A few days after Vance spoke to the Claremont Institute, the Department of Homeland Security posted a painting to its social-media accounts. American Progress,by John Gast, depicts an angelic white woman in flowing robes floating over the American West as settlers bring the light of civilization to a shadowed continent. The image might be familiar; it often illustrates school lessons or articles on Manifest Destiny. After publisher George Crofutt commissioned the work from Gast in 1872, he advertised the result in patriotic terms: “This great national picture” shows “in the most artistic manner all the gigantic results of American brains and hands.” Many Americans agreed. To them, settlers had a divine mission to conquer western land along with the Native people who lived on it; in fact, America could only realize its true greatness through displacement and murder.
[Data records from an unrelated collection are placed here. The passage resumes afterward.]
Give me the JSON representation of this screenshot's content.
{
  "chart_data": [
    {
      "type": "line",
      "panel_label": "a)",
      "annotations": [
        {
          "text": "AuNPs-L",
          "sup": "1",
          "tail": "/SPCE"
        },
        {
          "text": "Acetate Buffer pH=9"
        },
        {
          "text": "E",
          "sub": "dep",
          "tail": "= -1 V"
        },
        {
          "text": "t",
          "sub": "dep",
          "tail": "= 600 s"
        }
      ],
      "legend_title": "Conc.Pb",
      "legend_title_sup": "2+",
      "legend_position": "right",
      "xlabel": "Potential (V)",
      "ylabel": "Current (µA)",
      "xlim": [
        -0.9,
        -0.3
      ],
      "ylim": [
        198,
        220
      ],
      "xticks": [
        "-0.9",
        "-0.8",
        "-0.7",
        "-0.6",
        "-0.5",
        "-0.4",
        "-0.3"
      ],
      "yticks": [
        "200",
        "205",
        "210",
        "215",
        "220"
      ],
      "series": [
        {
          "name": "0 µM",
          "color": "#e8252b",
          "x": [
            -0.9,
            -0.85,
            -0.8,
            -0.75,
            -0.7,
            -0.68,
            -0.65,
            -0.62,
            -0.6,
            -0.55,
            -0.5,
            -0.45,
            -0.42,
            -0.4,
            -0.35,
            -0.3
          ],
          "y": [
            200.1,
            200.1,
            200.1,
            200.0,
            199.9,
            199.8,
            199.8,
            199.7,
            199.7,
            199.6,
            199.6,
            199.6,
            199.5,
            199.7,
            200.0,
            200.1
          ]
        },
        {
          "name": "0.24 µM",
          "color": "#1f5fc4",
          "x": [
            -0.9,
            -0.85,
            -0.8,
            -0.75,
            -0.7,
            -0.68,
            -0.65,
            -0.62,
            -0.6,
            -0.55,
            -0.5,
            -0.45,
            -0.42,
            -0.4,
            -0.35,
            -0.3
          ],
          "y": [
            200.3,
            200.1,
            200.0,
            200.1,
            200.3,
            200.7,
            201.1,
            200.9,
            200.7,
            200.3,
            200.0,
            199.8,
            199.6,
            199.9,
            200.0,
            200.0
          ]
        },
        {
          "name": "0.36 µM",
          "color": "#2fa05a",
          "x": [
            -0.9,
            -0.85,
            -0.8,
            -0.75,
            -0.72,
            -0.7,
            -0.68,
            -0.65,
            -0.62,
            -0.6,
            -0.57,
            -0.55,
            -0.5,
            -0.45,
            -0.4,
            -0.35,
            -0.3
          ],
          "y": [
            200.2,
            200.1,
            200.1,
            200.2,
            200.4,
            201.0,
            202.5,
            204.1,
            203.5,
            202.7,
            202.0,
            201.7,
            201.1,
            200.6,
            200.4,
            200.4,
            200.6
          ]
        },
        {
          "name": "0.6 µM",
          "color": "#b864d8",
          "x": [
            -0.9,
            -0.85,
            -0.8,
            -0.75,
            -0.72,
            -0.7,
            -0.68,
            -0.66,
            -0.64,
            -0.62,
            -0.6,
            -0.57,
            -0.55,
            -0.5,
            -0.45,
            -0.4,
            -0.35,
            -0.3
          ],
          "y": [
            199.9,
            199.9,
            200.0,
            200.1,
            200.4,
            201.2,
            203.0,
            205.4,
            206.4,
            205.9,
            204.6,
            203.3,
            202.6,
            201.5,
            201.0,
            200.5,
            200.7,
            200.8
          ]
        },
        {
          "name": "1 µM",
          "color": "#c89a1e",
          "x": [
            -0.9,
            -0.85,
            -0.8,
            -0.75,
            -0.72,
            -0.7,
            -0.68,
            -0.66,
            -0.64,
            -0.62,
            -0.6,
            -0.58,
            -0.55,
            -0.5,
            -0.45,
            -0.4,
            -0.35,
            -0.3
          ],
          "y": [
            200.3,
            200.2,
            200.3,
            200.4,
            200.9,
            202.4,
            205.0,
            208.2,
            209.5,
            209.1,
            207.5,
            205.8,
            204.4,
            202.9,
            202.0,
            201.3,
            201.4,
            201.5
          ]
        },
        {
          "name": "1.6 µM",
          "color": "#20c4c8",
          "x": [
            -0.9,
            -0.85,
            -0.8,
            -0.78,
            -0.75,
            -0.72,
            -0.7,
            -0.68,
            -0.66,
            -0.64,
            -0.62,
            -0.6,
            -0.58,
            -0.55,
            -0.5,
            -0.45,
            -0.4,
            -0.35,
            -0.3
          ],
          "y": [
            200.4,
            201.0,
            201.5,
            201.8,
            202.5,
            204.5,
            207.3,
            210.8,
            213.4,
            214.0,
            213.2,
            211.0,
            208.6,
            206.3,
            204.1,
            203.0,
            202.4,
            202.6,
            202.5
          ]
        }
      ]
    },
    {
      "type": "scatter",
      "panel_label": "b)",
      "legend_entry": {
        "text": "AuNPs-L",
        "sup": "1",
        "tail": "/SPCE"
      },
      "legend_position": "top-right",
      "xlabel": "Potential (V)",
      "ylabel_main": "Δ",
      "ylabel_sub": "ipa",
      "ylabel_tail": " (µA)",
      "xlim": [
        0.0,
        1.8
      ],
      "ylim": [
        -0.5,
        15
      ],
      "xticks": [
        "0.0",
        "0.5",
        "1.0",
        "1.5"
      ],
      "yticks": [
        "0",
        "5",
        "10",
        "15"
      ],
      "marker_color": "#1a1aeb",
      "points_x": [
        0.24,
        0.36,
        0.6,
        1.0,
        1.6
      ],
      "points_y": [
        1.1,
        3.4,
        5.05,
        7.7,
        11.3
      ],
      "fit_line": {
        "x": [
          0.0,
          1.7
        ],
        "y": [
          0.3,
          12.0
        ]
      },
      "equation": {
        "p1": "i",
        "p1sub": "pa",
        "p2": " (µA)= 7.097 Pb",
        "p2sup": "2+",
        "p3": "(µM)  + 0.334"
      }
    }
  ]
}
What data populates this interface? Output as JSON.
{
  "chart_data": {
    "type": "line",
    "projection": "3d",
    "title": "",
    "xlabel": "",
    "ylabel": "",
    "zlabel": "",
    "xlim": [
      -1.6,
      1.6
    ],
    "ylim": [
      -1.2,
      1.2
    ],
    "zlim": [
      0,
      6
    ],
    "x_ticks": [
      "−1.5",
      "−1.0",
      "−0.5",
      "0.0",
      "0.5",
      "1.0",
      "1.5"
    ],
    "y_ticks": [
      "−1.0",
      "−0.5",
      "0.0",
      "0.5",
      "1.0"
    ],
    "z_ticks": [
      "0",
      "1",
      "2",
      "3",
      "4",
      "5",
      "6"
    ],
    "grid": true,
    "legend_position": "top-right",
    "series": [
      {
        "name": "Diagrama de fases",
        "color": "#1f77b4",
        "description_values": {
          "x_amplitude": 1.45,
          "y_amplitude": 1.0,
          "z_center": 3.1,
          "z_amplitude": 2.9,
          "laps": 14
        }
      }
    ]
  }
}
It’s not hard to understand why Manifest Destiny might appeal to the Trump administration, and particularly its Department of Homeland Security, whose agents carry out another act of conquest, a purge they justify in the name of Western civilization. The administration has occupied the streets of Washington, D.C., because it wants to punish the people who live there, because it wants to remove immigrants that it does not like, and because it sees itself as a conquering force. The streets properly belong to it, and not to locals. Manifest Destiny was about blood and soil, too. “A Heritage to be proud of, a Homeland worth Defending,” as DHS wrote in its post of Gast’s work. Trump even used the term in his inaugural address this year.
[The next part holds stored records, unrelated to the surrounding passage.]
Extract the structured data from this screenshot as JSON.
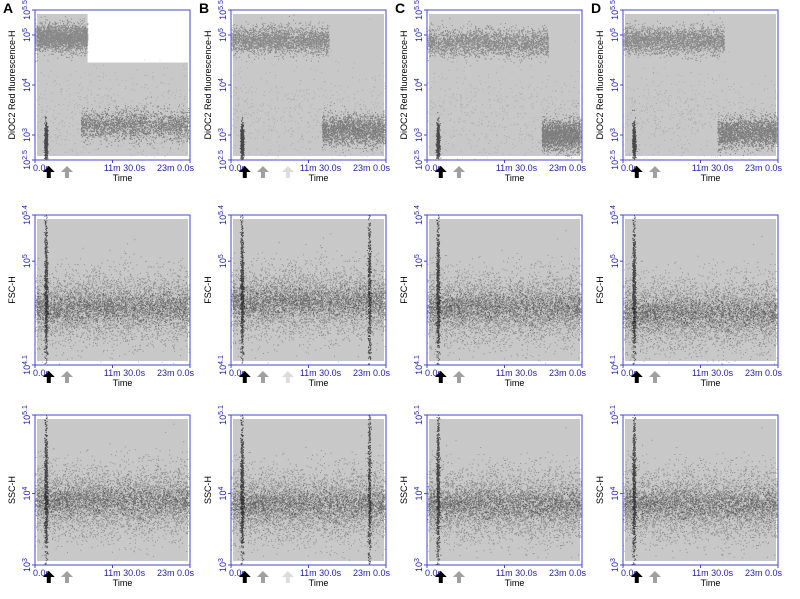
{
  "panels": [
    "A",
    "B",
    "C",
    "D"
  ],
  "colors": {
    "frame": "#4444cc",
    "tick_text": "#2222aa",
    "background_events": "#c8c8c8",
    "dense_events": "#111111",
    "arrow_black": "#000000",
    "arrow_gray": "#a0a0a0",
    "arrow_light": "#dcdcdc"
  },
  "chart_data": [
    {
      "type": "scatter",
      "rows": "DiOC2 Red fluorescence-H vs Time",
      "xlabel": "Time",
      "xticks": [
        "0.0s",
        "11m 30.0s",
        "23m 0.0s"
      ],
      "ylabel": "DiOC2 Red fluorescence-H",
      "yticks": [
        {
          "base": "10",
          "exp": "2.5"
        },
        {
          "base": "10",
          "exp": "3"
        },
        {
          "base": "10",
          "exp": "4"
        },
        {
          "base": "10",
          "exp": "5"
        },
        {
          "base": "10",
          "exp": "5.5"
        }
      ],
      "ylim_log10": [
        2.5,
        5.5
      ],
      "xlim_minutes": [
        0,
        23
      ],
      "panels": {
        "A": {
          "arrows": [
            "black",
            "gray"
          ],
          "high_band_log10": 4.95,
          "low_band_log10": 3.2
        },
        "B": {
          "arrows": [
            "black",
            "gray",
            "light"
          ],
          "high_band_log10": 4.9,
          "low_band_log10": 3.1
        },
        "C": {
          "arrows": [
            "black",
            "gray"
          ],
          "high_band_log10": 4.85,
          "low_band_log10": 3.0
        },
        "D": {
          "arrows": [
            "black",
            "gray"
          ],
          "high_band_log10": 4.9,
          "low_band_log10": 3.05
        }
      }
    },
    {
      "type": "scatter",
      "rows": "FSC-H vs Time",
      "xlabel": "Time",
      "xticks": [
        "0.0s",
        "11m 30.0s",
        "23m 0.0s"
      ],
      "ylabel": "FSC-H",
      "yticks": [
        {
          "base": "10",
          "exp": "4.1"
        },
        {
          "base": "10",
          "exp": "5"
        },
        {
          "base": "10",
          "exp": "5.4"
        }
      ],
      "ylim_log10": [
        4.1,
        5.4
      ],
      "xlim_minutes": [
        0,
        23
      ],
      "panels": {
        "A": {
          "arrows": [
            "black",
            "gray"
          ],
          "band_log10": 4.6
        },
        "B": {
          "arrows": [
            "black",
            "gray",
            "light"
          ],
          "band_log10": 4.65
        },
        "C": {
          "arrows": [
            "black",
            "gray"
          ],
          "band_log10": 4.6
        },
        "D": {
          "arrows": [
            "black",
            "gray"
          ],
          "band_log10": 4.55
        }
      }
    },
    {
      "type": "scatter",
      "rows": "SSC-H vs Time",
      "xlabel": "Time",
      "xticks": [
        "0.0s",
        "11m 30.0s",
        "23m 0.0s"
      ],
      "ylabel": "SSC-H",
      "yticks": [
        {
          "base": "10",
          "exp": "3"
        },
        {
          "base": "10",
          "exp": "4"
        },
        {
          "base": "10",
          "exp": "5.1"
        }
      ],
      "ylim_log10": [
        3,
        5.1
      ],
      "xlim_minutes": [
        0,
        23
      ],
      "panels": {
        "A": {
          "arrows": [
            "black",
            "gray"
          ],
          "band_log10": 3.9
        },
        "B": {
          "arrows": [
            "black",
            "gray",
            "light"
          ],
          "band_log10": 3.85
        },
        "C": {
          "arrows": [
            "black",
            "gray"
          ],
          "band_log10": 3.85
        },
        "D": {
          "arrows": [
            "black",
            "gray"
          ],
          "band_log10": 3.85
        }
      }
    }
  ]
}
“Our ancestors realized that to carve a successful nation from a new land meant creating new, tangible things,” Vance said at Claremont in July. Settlers built “new homes, new towns, new infrastructure” so they could “tame a wild continent.” Vance never specifies what — or who — made the continent “wild,” but we can infer his meaning. He also does not explain what “new, tangible things” today’s citizens might create, though he previously said that American manufacturers need protection, so that we do not “lose a fundamental part of who we are as a people.” He added, “Making things, building things, working with our hands is America’s heritage,” which is a strikingly funny line given that Vance does not make things, or build things, or work with his hands. The Yale Law graduate doesn’t seem to do any work at all, unless posting on X is a job. Since Trump assumed office in January, Vance has gone on vacations to Vermont and Disneyland and his native Ohio, where the Army Corps of Engineers changed the outflow of Caesar Creek Lake to create “ideal kayaking conditions,” or so one anonymous source told the Guardian. Then he traveled to the United Kingdom, where he vacationed in the Cotswolds before proceeding to Scotland.
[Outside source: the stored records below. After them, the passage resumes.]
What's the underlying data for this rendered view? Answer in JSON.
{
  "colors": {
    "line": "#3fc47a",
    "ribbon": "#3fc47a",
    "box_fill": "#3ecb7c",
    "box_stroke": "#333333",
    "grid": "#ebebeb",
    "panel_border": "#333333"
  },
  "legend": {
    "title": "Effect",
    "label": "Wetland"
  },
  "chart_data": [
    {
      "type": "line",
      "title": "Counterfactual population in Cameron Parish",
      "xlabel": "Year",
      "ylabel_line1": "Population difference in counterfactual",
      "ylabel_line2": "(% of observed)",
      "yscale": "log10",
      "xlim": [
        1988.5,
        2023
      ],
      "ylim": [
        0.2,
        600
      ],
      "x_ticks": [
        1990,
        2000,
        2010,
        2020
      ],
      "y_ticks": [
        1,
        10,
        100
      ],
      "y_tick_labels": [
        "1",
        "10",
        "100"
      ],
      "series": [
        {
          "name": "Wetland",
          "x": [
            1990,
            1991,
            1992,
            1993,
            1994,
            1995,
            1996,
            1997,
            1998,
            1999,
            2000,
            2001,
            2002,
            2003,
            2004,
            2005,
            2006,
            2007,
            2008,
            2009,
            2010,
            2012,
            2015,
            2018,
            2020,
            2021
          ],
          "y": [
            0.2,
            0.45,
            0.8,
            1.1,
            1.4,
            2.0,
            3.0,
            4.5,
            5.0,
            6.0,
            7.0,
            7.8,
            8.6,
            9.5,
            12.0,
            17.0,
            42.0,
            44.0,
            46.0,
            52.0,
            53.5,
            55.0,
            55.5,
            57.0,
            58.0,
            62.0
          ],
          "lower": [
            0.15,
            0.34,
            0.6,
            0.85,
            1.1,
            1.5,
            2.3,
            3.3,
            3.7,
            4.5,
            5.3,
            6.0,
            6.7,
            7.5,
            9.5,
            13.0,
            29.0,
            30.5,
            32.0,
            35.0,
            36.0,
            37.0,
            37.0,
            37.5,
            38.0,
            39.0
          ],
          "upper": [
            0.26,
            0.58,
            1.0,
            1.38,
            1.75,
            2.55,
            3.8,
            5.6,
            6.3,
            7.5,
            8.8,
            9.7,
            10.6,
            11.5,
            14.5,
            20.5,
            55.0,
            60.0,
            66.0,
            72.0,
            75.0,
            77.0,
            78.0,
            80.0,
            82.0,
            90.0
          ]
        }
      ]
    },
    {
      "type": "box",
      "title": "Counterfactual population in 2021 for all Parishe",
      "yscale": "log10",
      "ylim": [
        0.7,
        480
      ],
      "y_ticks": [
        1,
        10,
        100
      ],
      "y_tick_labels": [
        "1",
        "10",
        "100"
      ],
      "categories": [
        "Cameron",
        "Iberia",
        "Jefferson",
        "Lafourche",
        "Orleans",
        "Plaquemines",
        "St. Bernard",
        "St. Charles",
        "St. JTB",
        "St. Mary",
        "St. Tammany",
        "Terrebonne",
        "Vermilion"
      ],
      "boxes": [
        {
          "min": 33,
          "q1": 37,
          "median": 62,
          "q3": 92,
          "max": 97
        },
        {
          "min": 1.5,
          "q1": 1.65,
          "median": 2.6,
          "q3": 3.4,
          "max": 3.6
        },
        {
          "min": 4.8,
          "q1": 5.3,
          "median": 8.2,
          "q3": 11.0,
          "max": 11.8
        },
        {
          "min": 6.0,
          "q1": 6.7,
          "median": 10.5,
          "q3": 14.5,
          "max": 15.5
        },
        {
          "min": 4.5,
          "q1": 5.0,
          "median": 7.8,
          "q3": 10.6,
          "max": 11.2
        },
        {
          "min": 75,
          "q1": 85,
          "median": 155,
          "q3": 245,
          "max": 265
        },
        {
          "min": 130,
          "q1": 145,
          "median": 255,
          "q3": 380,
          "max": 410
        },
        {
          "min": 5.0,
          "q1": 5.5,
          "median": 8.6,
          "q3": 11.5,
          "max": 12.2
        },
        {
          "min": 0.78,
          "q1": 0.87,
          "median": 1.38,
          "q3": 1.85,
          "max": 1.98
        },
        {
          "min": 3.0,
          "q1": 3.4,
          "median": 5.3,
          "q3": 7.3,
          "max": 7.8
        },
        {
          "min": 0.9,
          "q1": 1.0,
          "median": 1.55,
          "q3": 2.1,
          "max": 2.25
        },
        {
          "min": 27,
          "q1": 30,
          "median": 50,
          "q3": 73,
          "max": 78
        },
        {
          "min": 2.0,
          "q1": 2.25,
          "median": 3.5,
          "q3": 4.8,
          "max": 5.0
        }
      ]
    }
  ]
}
Vance may continue his life of leisure for the indefinite future, but what about everyone else? No one carves cities out of the forest now, and manufacturing jobs are not returning under Vance and his boss, either, but neither fact matters to the vice-president or his allies. People need to fill the jobs our expanding police state might create. Manifest Destiny was less a specific policy than a justification for a violent national expansion that sought new territory as it enforced a social, economic, and racial hierarchy. Even now, the world Vance wants to build cannot exist without conformity and control.